Procès Lagarde : le parquet demande la relaxe de l'ex-ministre

Par latribune.fr  |   |  665  mots
Christine Lagarde risque jusqu'à un an de prison et 15.000 euros d'amende
Lors de l'instruction, le parquet avait requis un non-lieu. Les derniers témoins sont entendus ce jeudi.

Article publié à 16h, mis à jour à 19h30

Christine Lagarde est depuis lundi devant la Cour de justice de la République (CJR). L'ancienne ministre de l'Economie de Nicolas Sarkozy est accusée de "négligence" dans l'affaire de l'arbitrage frauduleux de Bernard Tapie. Elle risque jusqu'à un an de prison et 15.000 euros d'amende. Mais ce jeudi après-midi, le procureur général Jean-Claude Marin a estimé que "les charges propres à fonder une condamnation pénale" n'étaient "pas réunies". "Les audiences n'ont pas conforté une accusation bien faible voire incantatoire", a estimé le représentant du ministère public, qui a donc demandé la relaxe.

Lors de l'instruction, le parquet avait requis un non-lieu, ce qui signifie qu'il n'était pas favorable à la tenue du procès. De plus, les deux magistrats qui mènent le réquisitoire, Jean-Claude Marin, procureur général de la Cour de cassation, et Philippe Lagauche, avocat général, n'ont guère malmené Christine Lagarde durant les audiences.
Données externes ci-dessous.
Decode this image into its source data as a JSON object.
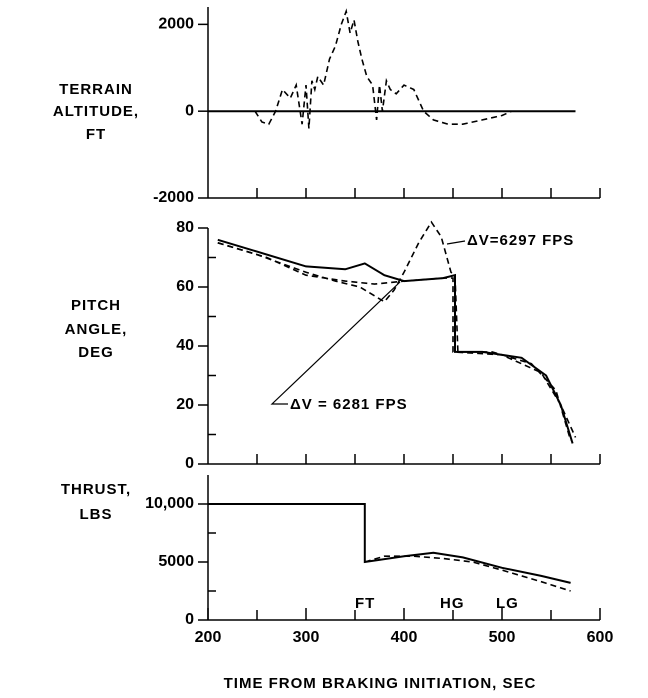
{
  "chart_data": [
    {
      "type": "line",
      "ylabel": [
        "TERRAIN",
        "ALTITUDE,",
        "FT"
      ],
      "xlim": [
        200,
        600
      ],
      "ylim": [
        -2000,
        2400
      ],
      "yticks": [
        -2000,
        0,
        2000
      ],
      "yminor": [],
      "xminor": [
        250,
        300,
        350,
        400,
        450,
        500,
        550,
        600
      ],
      "series": [
        {
          "color": "#000000",
          "dash": false,
          "x": [
            200,
            575
          ],
          "values": [
            0,
            0
          ]
        },
        {
          "color": "#000000",
          "dash": true,
          "x": [
            248,
            255,
            262,
            269,
            276,
            284,
            290,
            296,
            300,
            303,
            306,
            309,
            312,
            318,
            324,
            330,
            336,
            341,
            345,
            349,
            353,
            357,
            362,
            368,
            372,
            375,
            378,
            382,
            386,
            392,
            400,
            410,
            420,
            430,
            445,
            460,
            480,
            500,
            510
          ],
          "values": [
            0,
            -250,
            -300,
            0,
            500,
            300,
            600,
            -300,
            600,
            -400,
            700,
            500,
            800,
            600,
            1200,
            1500,
            2000,
            2300,
            1800,
            2100,
            1600,
            1200,
            800,
            600,
            -200,
            600,
            0,
            700,
            500,
            400,
            600,
            500,
            0,
            -200,
            -300,
            -300,
            -200,
            -100,
            0
          ]
        }
      ]
    },
    {
      "type": "line",
      "ylabel": [
        "PITCH",
        "ANGLE,",
        "DEG"
      ],
      "xlim": [
        200,
        600
      ],
      "ylim": [
        0,
        80
      ],
      "yticks": [
        0,
        20,
        40,
        60,
        80
      ],
      "yminor": [
        10,
        30,
        50,
        70
      ],
      "xminor": [
        250,
        300,
        350,
        400,
        450,
        500,
        550,
        600
      ],
      "annotations": [
        "ΔV=6297 FPS",
        "ΔV = 6281 FPS"
      ],
      "series": [
        {
          "color": "#000000",
          "dash": false,
          "x": [
            210,
            250,
            300,
            340,
            360,
            380,
            400,
            440,
            452,
            452,
            480,
            520,
            545,
            560,
            572
          ],
          "values": [
            76,
            72,
            67,
            66,
            68,
            64,
            62,
            63,
            64,
            38,
            38,
            36,
            30,
            20,
            7
          ]
        },
        {
          "color": "#000000",
          "dash": true,
          "x": [
            210,
            250,
            300,
            330,
            355,
            370,
            380,
            390,
            400,
            415,
            428,
            438,
            448,
            452,
            455,
            490,
            530,
            555,
            570
          ],
          "values": [
            75,
            71,
            65,
            62,
            60,
            57,
            55,
            59,
            65,
            75,
            82,
            77,
            65,
            64,
            38,
            38,
            34,
            25,
            8
          ]
        },
        {
          "color": "#000000",
          "dash": true,
          "x": [
            210,
            260,
            300,
            340,
            370,
            400,
            440,
            450,
            450,
            500,
            540,
            560,
            575
          ],
          "values": [
            75,
            70,
            64,
            62,
            61,
            62,
            63,
            63,
            38,
            37,
            31,
            20,
            9
          ]
        }
      ]
    },
    {
      "type": "line",
      "ylabel": [
        "THRUST,",
        "LBS"
      ],
      "xlim": [
        200,
        600
      ],
      "ylim": [
        0,
        12500
      ],
      "yticks": [
        0,
        5000,
        {
          "value": 10000,
          "label": "10,000"
        }
      ],
      "yminor": [
        2500,
        7500
      ],
      "xminor": [
        250,
        350,
        450,
        550
      ],
      "xticks": [
        200,
        300,
        400,
        500,
        600
      ],
      "xlabel": "TIME FROM BRAKING INITIATION, SEC",
      "annotations": [
        "FT",
        "HG",
        "LG"
      ],
      "series": [
        {
          "color": "#000000",
          "dash": false,
          "x": [
            200,
            360,
            360,
            400,
            430,
            460,
            500,
            540,
            570
          ],
          "values": [
            10000,
            10000,
            5000,
            5500,
            5800,
            5400,
            4500,
            3800,
            3200
          ]
        },
        {
          "color": "#000000",
          "dash": true,
          "x": [
            360,
            380,
            410,
            440,
            470,
            500,
            540,
            570
          ],
          "values": [
            5000,
            5500,
            5500,
            5300,
            5000,
            4300,
            3300,
            2500
          ]
        }
      ]
    }
  ]
}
Le jugement devrait être rendu lundi.

A la barre, l'ex-ministre a dit s'être en grande partie reposée sur ses collaborateurs à Bercy pour autoriser en 2007 un arbitrage dans un vieux contentieux entre Bernard Tapie et l'ancienne banque publique Crédit Lyonnais. Mais l'actuelle directrice du FMI a eu plus de mal à expliquer pourquoi elle n'a pas tenté de recours lorsqu'est tombée en juillet 2008 la sentence, très coûteuse pour les contribuables - 400 millions d'euros -  et désastreuse en termes politiques.

Richard contre Bézard

Le procès a également vu s'affronter - par déclarations interposées - Stéphane Richard, actuel patron d'Orange et ex-directeur de cabinet de la ministre, et Bruno Bézard, un ancien haut fonctionnaire et directeur de l'Agence des participations de l'Etat (APE). Ce dernier reproche à Stéphane Richard, mis en examen dans ce dossier, d'avoir voulu "quoiqu'il arrive aboutir à un arbitrage" en raison de sa "compréhension assez poussée des intérêts de M. Tapie".
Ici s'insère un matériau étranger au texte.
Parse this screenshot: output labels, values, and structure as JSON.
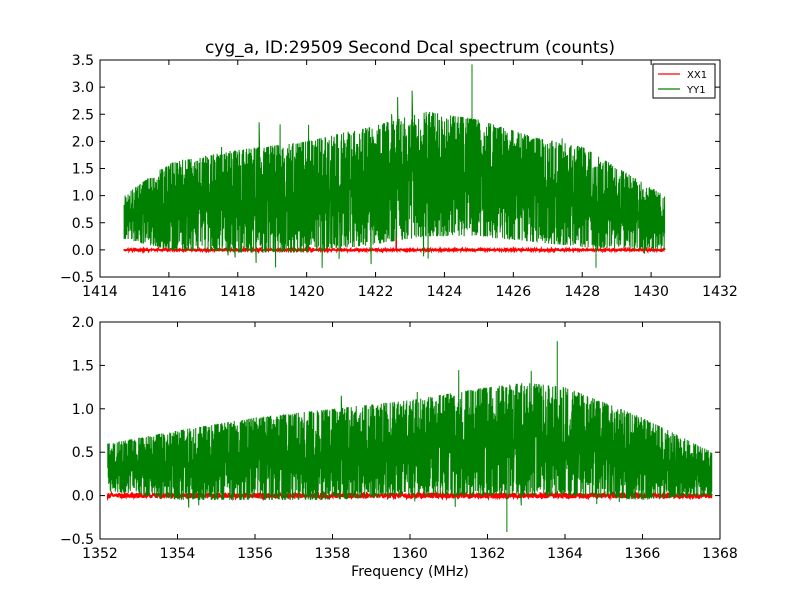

Des propos "diffamatoires" aux yeux de l'avocat de Stéphane Richard, Me Jean-Etienne Giamarchi. "Il laisse clairement entendre que Stéphane Richard aurait délibérément privilégié les intérêts de Bernard Tapie au détriment de ceux de l'Etat", explique-t-il."Nous considérons que les accusations de M. Bézard sont nouvelles, inacceptables et diffamatoires. Nous allons donc demander une confrontation" aux juges chargés de l'information judiciaire.

Le visiteur du Palais

Les juges de la CJR se sont également penchés sur les visites de Bernard Tapie à l'Elysée, en 2007 et 2008, au moment où se nouait l'arbitrage. Face à la présidente Martine Ract Madoux, l'ancien secrétaire général adjoint de l'Elysée, François Pérol (actuel président du groupe BPCE), a assuré ne pas se rappeler de sa rencontre au sommet avec l'homme d'affaires au palais présidentiel.

Or, selon les magistrats instructeurs, cette rencontre, ainsi qu'une autre réunion à laquelle François Pérol aurait assisté, ont été décisives pour décider en 2007 un arbitrage dans le contentieux entre l'homme d'affaires et l'ancienne banque publique Crédit Lyonnais, puis pour valider en 2008 une sentence attribuant à Bernard Tapie plus de 400 millions d'euros.

Selon les archives officielles, François Pérol a reçu Bernard Tapie six ou sept fois en tout. Lui se souvient de "trois" rencontres: "Les registres de l'Elysée sont d'une fiabilité toute relative." assure-t-il.

"Il (Bernard Tapie) venait me voir pour me parler de son dossier, explique François Pérol.

- Mais à quoi ça sert puisque vous ne décidez rien? demande la présidente

- Ca sert à m'en débarrasser", assure François Pérol qui "préfère le voir vingt minutes", plutôt que de risquer que cet homme "extraordinairement entreprenant" et "assez accrocheur" fasse "le siège" de son bureau. Et d'assurer que dans toute affaire de ce genre, "la responsabilité appartient à celui ou celle qui signe". En l'occurrence Christine Lagarde.